Islamic Jihad militants attend the funeral of Palestinian militant Amjad Al Fayedin, who was killed in clashes during an Israeli raid, in Jenin in the Israeli-occupied West Bank, May 21, 2022. (credit: REUTERS/RANEEN SAWAFTA)Islamic Jihad militants attend the funeral of Palestinian militant Amjad Al Fayedin, who was killed in clashes during an Israeli raid, in Jenin in the Israeli-occupied West Bank, May 21, 2022. (credit: REUTERS/RANEEN SAWAFTA)

Those well-meaning people around the world who can’t understand why the Israelis and Palestinians can’t just find a way to solve their problems and move on already, need to look no further than that headline to understand.

How is peace possible with those who view as heroic the shooting in the stomach of a woman in her 26th week of pregnancy? How is peace possible with people who put in their pantheon of heroes the person who carried out such an attack? What kind of accommodation can possibly be made with those who view an act so despicable as one that is heroic?

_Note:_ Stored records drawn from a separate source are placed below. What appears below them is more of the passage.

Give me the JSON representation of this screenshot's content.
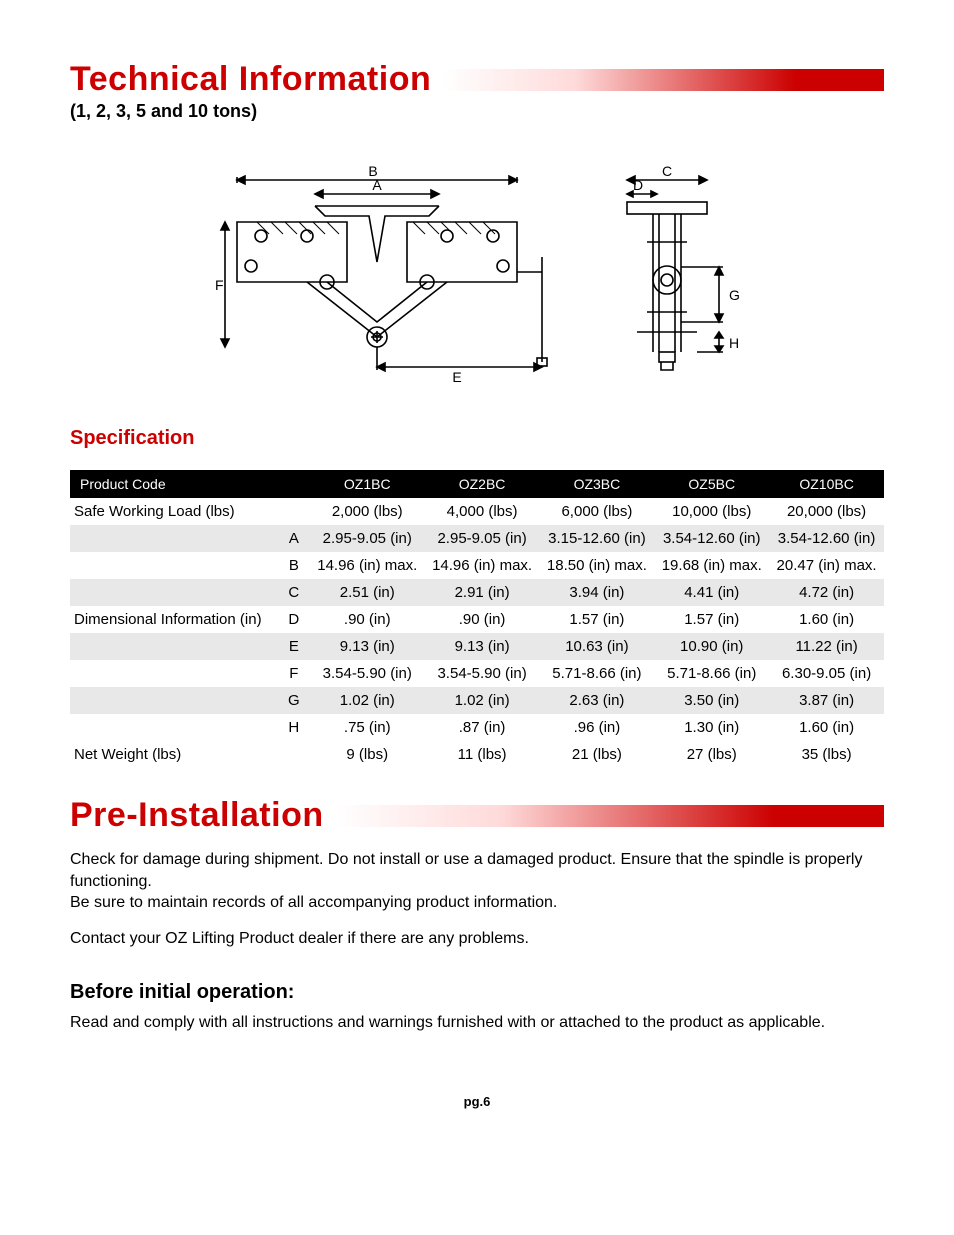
{
  "header1": {
    "title": "Technical Information",
    "subtitle": "(1, 2, 3, 5 and 10 tons)"
  },
  "specification_heading": "Specification",
  "spec_table": {
    "header_labels": [
      "Product Code",
      "",
      "OZ1BC",
      "OZ2BC",
      "OZ3BC",
      "OZ5BC",
      "OZ10BC"
    ],
    "rows": [
      {
        "label": "Safe Working Load (lbs)",
        "key": "",
        "vals": [
          "2,000 (lbs)",
          "4,000 (lbs)",
          "6,000 (lbs)",
          "10,000 (lbs)",
          "20,000 (lbs)"
        ],
        "shade": false
      },
      {
        "label": "",
        "key": "A",
        "vals": [
          "2.95-9.05 (in)",
          "2.95-9.05 (in)",
          "3.15-12.60 (in)",
          "3.54-12.60 (in)",
          "3.54-12.60 (in)"
        ],
        "shade": true
      },
      {
        "label": "",
        "key": "B",
        "vals": [
          "14.96 (in) max.",
          "14.96 (in) max.",
          "18.50 (in) max.",
          "19.68 (in) max.",
          "20.47 (in) max."
        ],
        "shade": false
      },
      {
        "label": "",
        "key": "C",
        "vals": [
          "2.51 (in)",
          "2.91 (in)",
          "3.94 (in)",
          "4.41 (in)",
          "4.72 (in)"
        ],
        "shade": true
      },
      {
        "label": "Dimensional Information (in)",
        "key": "D",
        "vals": [
          ".90 (in)",
          ".90 (in)",
          "1.57 (in)",
          "1.57 (in)",
          "1.60 (in)"
        ],
        "shade": false
      },
      {
        "label": "",
        "key": "E",
        "vals": [
          "9.13 (in)",
          "9.13 (in)",
          "10.63 (in)",
          "10.90 (in)",
          "11.22 (in)"
        ],
        "shade": true
      },
      {
        "label": "",
        "key": "F",
        "vals": [
          "3.54-5.90 (in)",
          "3.54-5.90 (in)",
          "5.71-8.66 (in)",
          "5.71-8.66 (in)",
          "6.30-9.05 (in)"
        ],
        "shade": false
      },
      {
        "label": "",
        "key": "G",
        "vals": [
          "1.02 (in)",
          "1.02 (in)",
          "2.63 (in)",
          "3.50 (in)",
          "3.87 (in)"
        ],
        "shade": true
      },
      {
        "label": "",
        "key": "H",
        "vals": [
          ".75 (in)",
          ".87 (in)",
          ".96 (in)",
          "1.30 (in)",
          "1.60 (in)"
        ],
        "shade": false
      },
      {
        "label": "Net Weight (lbs)",
        "key": "",
        "vals": [
          "9 (lbs)",
          "11 (lbs)",
          "21 (lbs)",
          "27 (lbs)",
          "35 (lbs)"
        ],
        "shade": false
      }
    ]
  },
  "header2": {
    "title": "Pre-Installation"
  },
  "preinstall": {
    "para1": "Check for damage during shipment. Do not install or use a damaged product. Ensure that the spindle is properly functioning.",
    "para2": "Be sure to maintain records of all accompanying product information.",
    "para3": "Contact your OZ Lifting Product dealer if there are any problems.",
    "before_heading": "Before initial operation:",
    "before_text": "Read and comply with all instructions and warnings furnished with or attached to the product as applicable."
  },
  "footer": "pg.6",
  "diagram": {
    "stroke": "#000000",
    "stroke_width": 1.5,
    "font_family": "Arial",
    "label_fontsize": 14
  }
}
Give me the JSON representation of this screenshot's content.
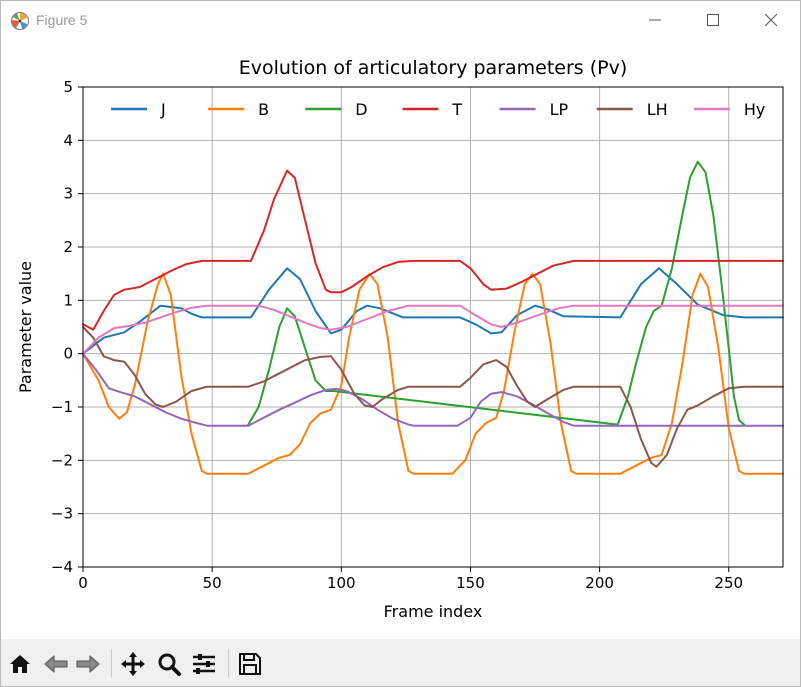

Ah, will come the predictable counterargument, Israelis also kill Palestinians, just look at how many Palestinians have been killed this year by the IDF.

Yes, unfortunately, the IDF also kills Palestinians. Some Palestinian civilians were killed last week by the IDF in Operation Breaking Dawn. But those deaths – deeply regrettable – were the unintentional results of legitimate actions of self-defense. And when they are not – as was Elor Azaria’s killing of a neutralized terrorist in Hebron in 2016 – there is a societal outcry.

Another predictable counterargument is that there are also Jewish terrorists – Baruch Goldstein, as an example, and the killer of three members of the Dawabsheh family in Duma in 2015. People also point to the violence carried out by fringes among the settlement youth.

Yes, unfortunately, there have been cases of Jewish terrorism. But to compare the numbers is as outlandish as it is ludicrous. And when there are those few instances of Jewish terror, they are unequivocally and forcefully condemned by the officials and instruments of the state, as well as by the vast majority of the country repulsed by such action. Both then-president Reuven Rivlin and then-prime minister Benjamin Netanyahu visited a surviving member of the Dawabsheh family in the hospital shortly after the Duma attack.

Contrast that with this well-worn paragraph that appeared in the Post’s story about Sunday morning’s Jerusalem atrocity: “The Palestinian Authority did not immediately comment on the attack.”

What do Palestinians actually think? 

Hamas and Islamic Jihad’s applause for the attack does not represent all Palestinian opinion on the matter, nor even does the PA’s silence.

Undoubtedly decent people in the West Bank are sickened by the attack. Sadly, however, their voices are not raised, and if they are raised, they are not heard by the Israeli public.

Where are the social media posts in Arabic from the West Bank saying, “not in our name?” Where are the east Jerusalem Arabs marching down Salah a-Din Street, carrying signs expressing sympathy for the Jewish victims of this attack that took place on their doorstep, by one of their sons?

When those voices are heard, a glimmer of hope will emerge. But until that happens, and when the only voices Israelis hear after Palestinian attacks are those of men distributing celebratory sweets, or praising the actions as heroic and calling for more and more and more, then any talk of accommodation seems discouragingly remote and hollow.

Actions leave an impact, as do how societies react to those actions, and whom they admire and call their heroes.